The political scientist Robert Putnam—who spent decades measuring American social cohesion —found that the Gilded Age was the most atomized, low-trust, every-man-for-himself moment in the American record.
And yet, America survived.
***
The actual first movers were, and I cannot stress this enough, nobodies.
Between roughly 1870 and 1920, Americans went on the greatest civic-joining spree in the country’s history — Putnam’s data show more enduring civic organizations founded in those decades than in any comparable period before or since. Unions, granges, fraternal lodges, women’s clubs, settlement houses, mutual aid societies, congregations, the PTA. Millions of people who had every reason to conclude that honesty was for suckers instead went out and found the other cooperators.
They weren’t being noble. They were being practical: alone, each of them was lunch.

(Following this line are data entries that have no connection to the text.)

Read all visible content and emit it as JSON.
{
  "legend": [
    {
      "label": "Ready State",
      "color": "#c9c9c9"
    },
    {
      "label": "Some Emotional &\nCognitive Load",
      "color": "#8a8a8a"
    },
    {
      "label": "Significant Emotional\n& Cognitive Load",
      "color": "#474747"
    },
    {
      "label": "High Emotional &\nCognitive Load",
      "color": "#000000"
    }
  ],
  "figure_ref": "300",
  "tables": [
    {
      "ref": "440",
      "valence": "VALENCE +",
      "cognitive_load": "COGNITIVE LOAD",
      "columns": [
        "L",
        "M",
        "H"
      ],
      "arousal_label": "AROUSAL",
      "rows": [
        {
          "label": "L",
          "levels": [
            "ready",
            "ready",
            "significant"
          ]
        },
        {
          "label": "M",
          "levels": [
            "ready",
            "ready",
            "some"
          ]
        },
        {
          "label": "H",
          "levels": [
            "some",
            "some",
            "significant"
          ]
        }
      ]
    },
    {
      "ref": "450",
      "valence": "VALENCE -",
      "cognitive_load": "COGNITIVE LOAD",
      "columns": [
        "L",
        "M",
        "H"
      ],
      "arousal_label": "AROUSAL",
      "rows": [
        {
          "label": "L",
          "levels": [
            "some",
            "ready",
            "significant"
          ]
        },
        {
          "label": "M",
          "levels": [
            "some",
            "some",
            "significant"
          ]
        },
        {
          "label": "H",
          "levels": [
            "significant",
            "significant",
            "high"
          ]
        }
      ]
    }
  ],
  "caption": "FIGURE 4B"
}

Together, they were a market where decency broke even.
***
The threshold is real. The arithmetic is real. And the arithmetic has exactly one input you control. Every era’s turnaround began the same way: some unmeasurable number of people, each acting alone, declined to sell — and then made the single most subversive move available to a member of a collapsing civilization.
They found the people who could not be bought.
Which is something Donald J. Trump and his ilk will not understand: there is a line where money does not matter. Where there is a different calculus of profit. The Iranians stump him because they do not care about making his kind of profit. The No Kings movement shows that people can act without the help of polical parties. It just takes a little faith.
I have about an hour - two hours gone now since I started working this morning - before I need to get ready for the writer's group. If it is not meeting, then I will beat it back here. Meanwhile, submitting stories!